As an auteur filmmaker with cult status, Quentin Tarantino can afford to make any film as he pleases. This also includes the masterpiece Inglourious Basterds, in which he rewrites the history of the Second World War. Only for the finale did he have to accept a scene that he would have preferred not to include. However, it has its place and Tarantino saw no other way.
The finale of Inglourious Basterds brings the storylines together in the cinema
In the film’s grand finale, the bigwigs of the Nazi regime gather in the cinema to watch the propaganda film Pride of the Nation. The cinema owner Shosanna (Mélanie Laurent) has already made preparations to set the cinema on fire and kill everyone present. At the same time, the Basterds around Lt. Aldo Raine (Brad Pitt) takes a stand and shoots those present while the hall is already in flames.

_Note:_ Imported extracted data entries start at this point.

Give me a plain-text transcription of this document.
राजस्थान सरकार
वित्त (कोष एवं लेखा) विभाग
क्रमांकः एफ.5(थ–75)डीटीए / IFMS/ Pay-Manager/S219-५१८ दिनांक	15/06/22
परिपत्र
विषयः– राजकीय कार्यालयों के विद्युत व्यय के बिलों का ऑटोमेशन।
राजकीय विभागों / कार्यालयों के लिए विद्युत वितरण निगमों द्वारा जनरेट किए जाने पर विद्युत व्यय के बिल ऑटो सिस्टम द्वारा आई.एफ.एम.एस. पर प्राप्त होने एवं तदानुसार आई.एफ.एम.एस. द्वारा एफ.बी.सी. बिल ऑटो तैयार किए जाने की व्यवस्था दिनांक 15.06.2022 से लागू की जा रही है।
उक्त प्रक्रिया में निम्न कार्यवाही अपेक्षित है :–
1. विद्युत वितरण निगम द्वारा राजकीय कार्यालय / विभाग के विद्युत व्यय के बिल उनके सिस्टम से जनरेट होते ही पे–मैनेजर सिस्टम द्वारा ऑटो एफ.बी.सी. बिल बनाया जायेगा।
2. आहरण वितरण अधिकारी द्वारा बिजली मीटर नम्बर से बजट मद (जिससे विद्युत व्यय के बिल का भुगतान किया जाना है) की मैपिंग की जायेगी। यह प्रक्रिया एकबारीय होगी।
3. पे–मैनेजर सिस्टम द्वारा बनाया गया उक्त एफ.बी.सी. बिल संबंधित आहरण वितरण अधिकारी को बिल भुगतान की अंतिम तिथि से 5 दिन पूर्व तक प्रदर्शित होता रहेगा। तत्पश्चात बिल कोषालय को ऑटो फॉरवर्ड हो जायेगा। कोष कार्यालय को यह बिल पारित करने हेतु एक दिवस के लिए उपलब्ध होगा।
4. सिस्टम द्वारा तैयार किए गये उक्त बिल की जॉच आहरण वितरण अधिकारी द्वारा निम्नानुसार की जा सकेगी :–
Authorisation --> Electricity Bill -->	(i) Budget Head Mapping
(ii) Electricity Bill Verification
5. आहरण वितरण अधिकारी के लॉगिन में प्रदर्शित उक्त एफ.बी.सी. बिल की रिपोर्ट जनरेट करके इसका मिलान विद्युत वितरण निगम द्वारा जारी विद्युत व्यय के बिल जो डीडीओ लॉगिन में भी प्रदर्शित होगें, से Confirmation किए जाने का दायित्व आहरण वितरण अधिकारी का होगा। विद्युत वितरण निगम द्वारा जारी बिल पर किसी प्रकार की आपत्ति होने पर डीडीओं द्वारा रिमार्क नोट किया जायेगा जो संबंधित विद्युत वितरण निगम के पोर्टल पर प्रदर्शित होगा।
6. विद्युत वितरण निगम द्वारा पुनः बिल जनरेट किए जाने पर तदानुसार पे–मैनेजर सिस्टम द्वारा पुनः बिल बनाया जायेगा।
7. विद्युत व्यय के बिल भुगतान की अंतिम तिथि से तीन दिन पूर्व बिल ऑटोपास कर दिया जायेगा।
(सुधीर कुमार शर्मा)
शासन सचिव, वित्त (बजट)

This brings together the most important storylines of the film in a grand finale and the film can then end. As poetic and grandiose as the finale is, there is one element that really bothers Tarantino about it: the fire.
In a 2009 interview with Filmmaker Magazine, the director talked about how he finds fire scenes quite boring. According to him, apart from one good scene in the film Gösta Berling’s saga, there are no good fire scenes. From his point of view, however, this was necessary for Inglourious Basterds.
Here’s what we’re trying to do. A cinema audience will watch a cinema audience during a fire. This should be as traumatic as watching a movie about a plane crash on a plane.
The finale apparently wasn’t quite as traumatizing as Tarantino imagined. But despite all this, he is a director who can put his own ego aside to serve the work of art he creates.